La gestión de alérgenos forma parte del control sanitario y, en eventos, además, afecta a la experiencia del público y a la seguridad del servicio.
- En opciones vegetarianas y veganas, el reto suele ser la claridad de ingredientes y la separación cuando se comparte plancha o freidora con productos de origen animal.
- En opciones sin gluten, lo crítico es el procedimiento real para evitar trazas: superficies, utensilios, aceites compartidos y organización en hora punta. En muchos food trucks, el “sin gluten” puede ser posible para ciertos platos, pero con limitaciones que conviene explicar con claridad para evitar expectativas erróneas.
En eventos, es recomendable acordar cómo se comunicará esta información (carta, cartelería, indicaciones al público), especialmente cuando el volumen es alto.
Aunque el marco sanitario es común, el entorno cambia lo que se pide y cómo se revisa:
- Vía pública: suele haber autorización municipal y control de condiciones de instalación, limpieza del entorno, gestión de residuos y cumplimiento sanitario.
- Ferias y recintos municipales: normalmente existe un procedimiento con requisitos documentales y condiciones específicas del recinto.
- Eventos privados (bodas, empresa, fincas): el organizador marca condiciones de acceso, horarios, ubicación y puede exigir documentación sanitaria y seguros, aunque no sea vía pública.
- Festivales: suele haber normas internas de funcionamiento (residuos, horarios, potencia eléctrica, seguridad, control de colas) y exigencia documental más estructurada.
Foodtruckya no certifica ni valida documentación sanitaria y no tramita autorizaciones.
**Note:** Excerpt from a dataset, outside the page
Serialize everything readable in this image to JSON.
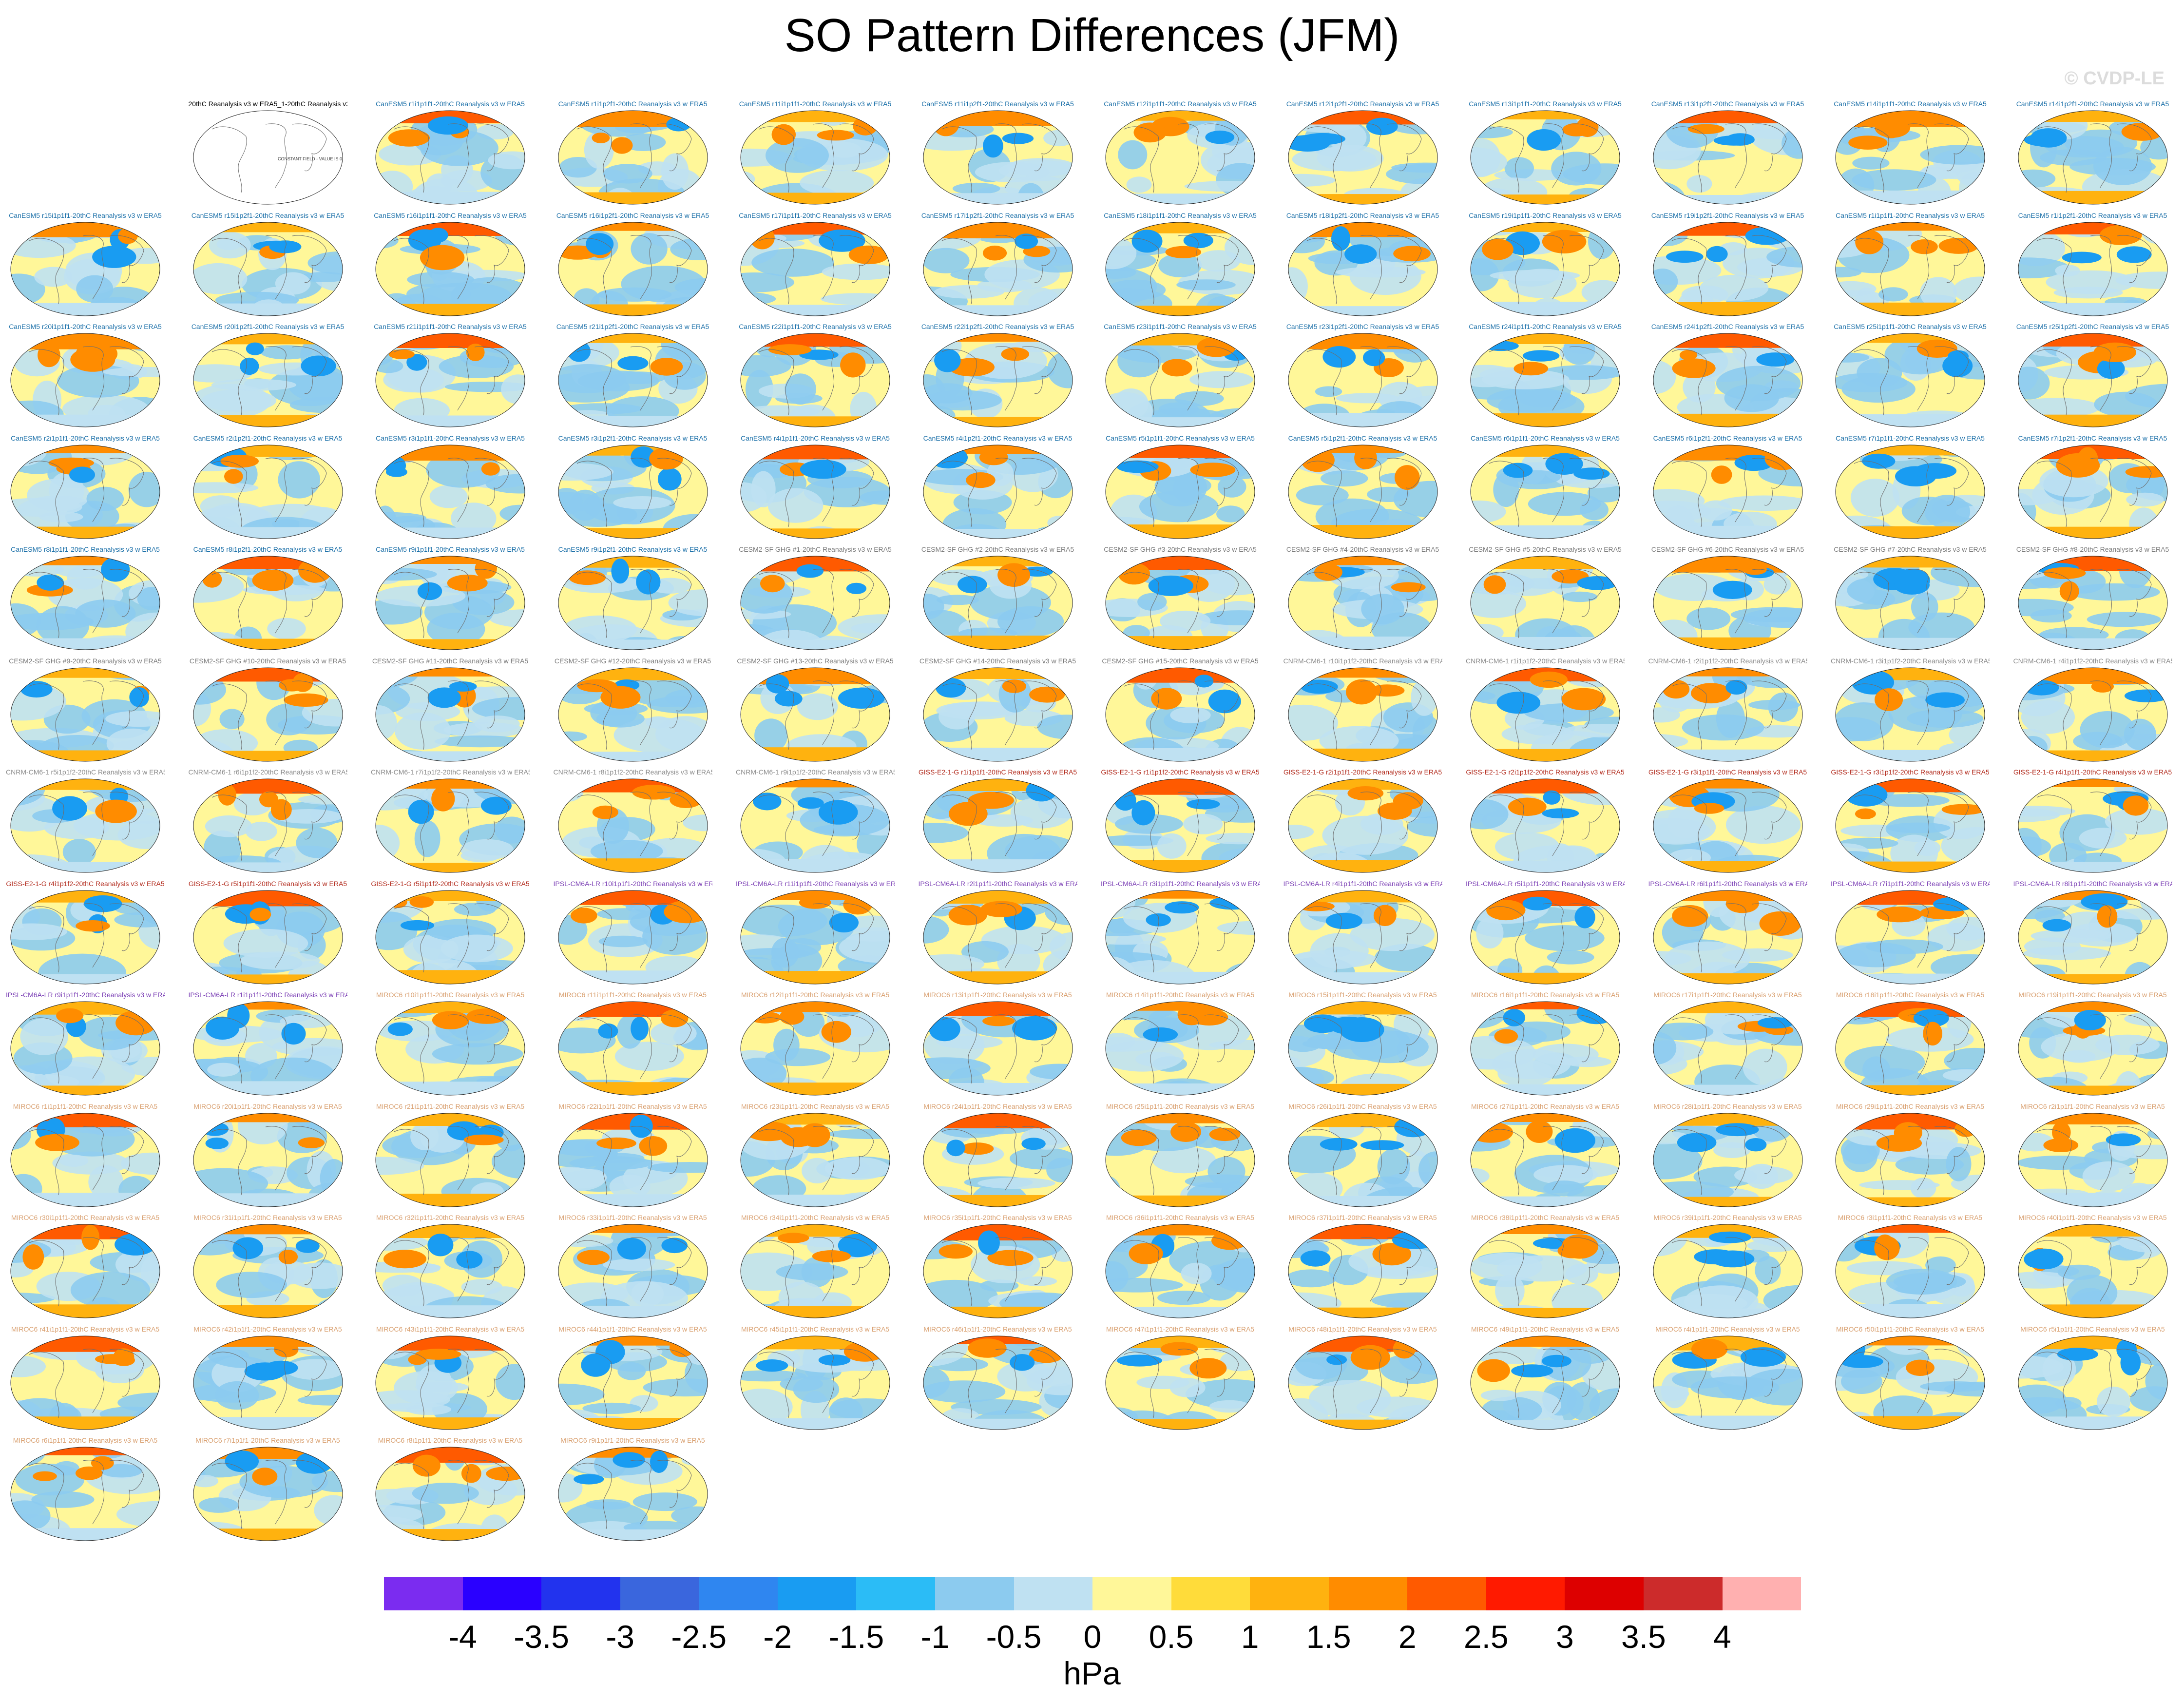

Su función es facilitar el contacto directo entre el cliente u organizador del evento y el operador del food truck, para que verifiquen requisitos y condiciones reales de servicio.
Además, dentro del directorio de Proveedores de Foodtruckya hay empresas especializadas que pueden ayudar al sector en áreas clave como:
- consultoría de seguridad alimentaria y APPCC
- formación y gestión relacionada con carnet de manipulador de alimentos
- soporte técnico y documentación para trabajar en eventos con garantías
Esto es especialmente útil para nuevos emprendedores que están montando un food truck y para operadores en activo que quieren mejorar y profesionalizar procesos, o para organizadores de eventos que necesitan consultoras de higiene alimentaria especializadas para elevar el estándar sanitario del evento a través de controles o auditorías.